Once again, because the vast majority never received a minute of troubleshooting process training, troubleshooting process knowledge is a significant performance bottleneck for most technologists.

The good thing about bottlenecks is that when you improve them, the entire system improves almost proportionally. This means it's likely that two days of troubleshooting process training will unleash the productivity of your students' current system and technology training, massively boosting their productivity. Both the student and his or her employer will notice the change.

Another benefit of troubleshooting process knowledge is that it's system and organization independent. This means if you train a career changer in troubleshooting process, he or she will exhibit above average productivity the first day on the job, and will fondly remember the roll of your company in his or her success.
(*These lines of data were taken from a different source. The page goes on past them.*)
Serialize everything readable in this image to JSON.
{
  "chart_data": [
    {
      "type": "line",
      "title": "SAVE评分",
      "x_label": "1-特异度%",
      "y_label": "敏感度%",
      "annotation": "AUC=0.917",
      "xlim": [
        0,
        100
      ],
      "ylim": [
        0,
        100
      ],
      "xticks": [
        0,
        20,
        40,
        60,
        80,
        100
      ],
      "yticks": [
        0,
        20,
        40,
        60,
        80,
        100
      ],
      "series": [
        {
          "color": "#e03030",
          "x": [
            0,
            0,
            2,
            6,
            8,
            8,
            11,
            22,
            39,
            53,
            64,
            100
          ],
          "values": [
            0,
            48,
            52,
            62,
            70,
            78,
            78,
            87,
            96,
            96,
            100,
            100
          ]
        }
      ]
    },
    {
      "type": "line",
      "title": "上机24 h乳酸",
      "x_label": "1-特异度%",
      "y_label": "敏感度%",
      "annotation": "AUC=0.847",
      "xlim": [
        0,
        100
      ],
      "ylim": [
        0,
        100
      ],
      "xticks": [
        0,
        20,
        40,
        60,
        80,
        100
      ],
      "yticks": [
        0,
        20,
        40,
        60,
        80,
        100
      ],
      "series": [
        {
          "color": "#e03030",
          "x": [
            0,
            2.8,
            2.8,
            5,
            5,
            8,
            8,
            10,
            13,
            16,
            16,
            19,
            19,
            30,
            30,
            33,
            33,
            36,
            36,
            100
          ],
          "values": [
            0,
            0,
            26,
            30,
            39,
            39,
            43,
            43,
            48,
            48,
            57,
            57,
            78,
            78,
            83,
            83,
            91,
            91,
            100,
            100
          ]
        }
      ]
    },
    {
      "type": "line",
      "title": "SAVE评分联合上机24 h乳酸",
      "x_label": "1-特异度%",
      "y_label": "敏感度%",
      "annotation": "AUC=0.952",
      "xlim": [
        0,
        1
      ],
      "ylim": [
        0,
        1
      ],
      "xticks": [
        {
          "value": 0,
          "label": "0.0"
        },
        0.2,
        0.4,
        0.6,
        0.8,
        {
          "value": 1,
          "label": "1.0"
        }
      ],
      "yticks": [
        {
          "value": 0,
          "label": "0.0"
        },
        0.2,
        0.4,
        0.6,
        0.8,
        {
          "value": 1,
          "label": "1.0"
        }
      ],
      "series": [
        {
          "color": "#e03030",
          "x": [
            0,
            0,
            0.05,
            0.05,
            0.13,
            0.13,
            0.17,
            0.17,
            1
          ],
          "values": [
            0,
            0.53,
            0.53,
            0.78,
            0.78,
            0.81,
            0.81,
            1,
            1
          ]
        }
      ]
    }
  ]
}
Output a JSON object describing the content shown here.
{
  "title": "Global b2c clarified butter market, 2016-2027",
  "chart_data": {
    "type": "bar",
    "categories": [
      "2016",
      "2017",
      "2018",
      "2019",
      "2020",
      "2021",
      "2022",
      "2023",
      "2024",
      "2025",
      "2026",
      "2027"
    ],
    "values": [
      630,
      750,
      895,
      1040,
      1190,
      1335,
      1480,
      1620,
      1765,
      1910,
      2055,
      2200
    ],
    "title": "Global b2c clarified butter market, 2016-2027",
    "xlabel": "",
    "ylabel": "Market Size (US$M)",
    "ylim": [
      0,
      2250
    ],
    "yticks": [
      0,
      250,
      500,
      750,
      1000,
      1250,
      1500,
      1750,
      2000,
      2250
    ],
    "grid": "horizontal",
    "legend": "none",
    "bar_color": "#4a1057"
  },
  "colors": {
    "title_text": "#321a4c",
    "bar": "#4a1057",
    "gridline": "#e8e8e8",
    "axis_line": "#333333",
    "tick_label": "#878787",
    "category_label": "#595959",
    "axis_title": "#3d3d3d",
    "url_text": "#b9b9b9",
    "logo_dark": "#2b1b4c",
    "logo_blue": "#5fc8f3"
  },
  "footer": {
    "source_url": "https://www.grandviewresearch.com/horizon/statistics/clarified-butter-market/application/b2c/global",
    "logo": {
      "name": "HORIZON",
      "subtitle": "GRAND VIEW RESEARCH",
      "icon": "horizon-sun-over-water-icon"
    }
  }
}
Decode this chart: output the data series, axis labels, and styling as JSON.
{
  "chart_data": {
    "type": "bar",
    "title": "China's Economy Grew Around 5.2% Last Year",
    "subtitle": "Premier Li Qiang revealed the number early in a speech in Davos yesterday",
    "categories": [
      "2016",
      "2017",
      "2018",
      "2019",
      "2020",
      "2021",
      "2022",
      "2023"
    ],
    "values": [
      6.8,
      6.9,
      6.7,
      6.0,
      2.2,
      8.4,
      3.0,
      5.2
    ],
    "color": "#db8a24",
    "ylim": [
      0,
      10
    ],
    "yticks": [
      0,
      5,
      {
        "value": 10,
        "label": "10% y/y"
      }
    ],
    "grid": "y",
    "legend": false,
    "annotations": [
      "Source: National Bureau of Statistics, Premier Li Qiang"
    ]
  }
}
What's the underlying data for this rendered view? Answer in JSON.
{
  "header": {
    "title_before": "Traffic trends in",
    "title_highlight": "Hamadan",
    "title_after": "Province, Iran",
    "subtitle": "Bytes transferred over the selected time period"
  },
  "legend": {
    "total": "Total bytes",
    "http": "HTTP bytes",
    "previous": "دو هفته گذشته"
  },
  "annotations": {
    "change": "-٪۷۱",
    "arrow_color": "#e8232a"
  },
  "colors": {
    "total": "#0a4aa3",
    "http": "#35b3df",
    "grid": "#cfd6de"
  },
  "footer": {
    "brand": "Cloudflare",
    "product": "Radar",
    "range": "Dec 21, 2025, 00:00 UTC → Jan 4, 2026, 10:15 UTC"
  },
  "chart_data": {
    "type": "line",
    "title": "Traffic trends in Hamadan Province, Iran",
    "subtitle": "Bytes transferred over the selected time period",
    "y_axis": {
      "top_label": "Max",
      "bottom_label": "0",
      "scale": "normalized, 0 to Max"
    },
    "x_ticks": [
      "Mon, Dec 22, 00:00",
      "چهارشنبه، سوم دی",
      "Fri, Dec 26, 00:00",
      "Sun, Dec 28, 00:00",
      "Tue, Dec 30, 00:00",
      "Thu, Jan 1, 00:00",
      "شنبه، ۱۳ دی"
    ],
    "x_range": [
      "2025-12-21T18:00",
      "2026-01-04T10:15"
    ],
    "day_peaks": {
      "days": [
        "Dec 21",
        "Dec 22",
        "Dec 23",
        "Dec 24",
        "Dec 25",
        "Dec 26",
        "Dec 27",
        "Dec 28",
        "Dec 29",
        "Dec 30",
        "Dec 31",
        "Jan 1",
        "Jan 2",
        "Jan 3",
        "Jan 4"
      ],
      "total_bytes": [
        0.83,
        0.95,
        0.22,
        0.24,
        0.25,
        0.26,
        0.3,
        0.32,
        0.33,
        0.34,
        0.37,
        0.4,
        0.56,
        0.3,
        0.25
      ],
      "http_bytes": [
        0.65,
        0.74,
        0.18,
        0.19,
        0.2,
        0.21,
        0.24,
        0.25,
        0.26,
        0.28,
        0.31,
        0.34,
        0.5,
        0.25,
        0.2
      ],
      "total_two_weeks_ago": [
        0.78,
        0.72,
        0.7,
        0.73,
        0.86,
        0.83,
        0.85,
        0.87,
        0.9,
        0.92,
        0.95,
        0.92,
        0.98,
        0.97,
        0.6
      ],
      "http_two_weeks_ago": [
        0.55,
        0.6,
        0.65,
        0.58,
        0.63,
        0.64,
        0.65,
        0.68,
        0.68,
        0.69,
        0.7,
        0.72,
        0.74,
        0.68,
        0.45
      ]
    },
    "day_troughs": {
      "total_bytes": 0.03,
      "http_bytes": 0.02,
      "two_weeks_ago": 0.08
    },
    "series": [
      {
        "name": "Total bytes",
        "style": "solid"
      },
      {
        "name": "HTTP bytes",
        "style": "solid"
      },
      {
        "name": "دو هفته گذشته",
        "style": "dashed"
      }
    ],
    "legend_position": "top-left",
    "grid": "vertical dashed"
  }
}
I've found that thorough knowledge of troubleshooting process can compensate for minor deficiencies in technical knowledge. The use of proper process enables a technologist to solve problems in a system containing components he or she doesn't completely understand.

Additionally, troubleshooting plays an important role in your students' post-course technical learning. When a technologist fixes a problem in a system, the relationship between the root cause and the effect imparts information about the underlying technology. Troubleshooting process training will help your students firm their grip on the technical information you gave them in class.

You can achieve these benefits by offering the Universal Troubleshooting Process to your students. You can read about the Universal Troubleshooting Process at the following Internet URLs:

The course is best taught as a 2 day course, 45% examples and exercise, and 55% lecture. Exercises can be either hands-on using the same technology and systems the attendees use in their work, or the exercises can be presented as a simulation, where half the class "simulates" the system under scrutiny and the other half "simulates" the troubleshooter. Naturally, the halves take turns in these roles.

Besides the course materials, I'll supply you with instructors notes describing the best ways to set up exercises, and several hours of email support to answer any questions your trainers may have. The license fee for the course, materials, instructors notes and several hours of email support is between $40.00 and $60.00 per attendee (minimum 10 attendees).

In summary, the Universal Troubleshooting Process can help you train students to have superior design and technical problem solving performance, and to do more with their technical skills. If you think this is something that would improve clients' perception of your firm, it certainly bears further investigation.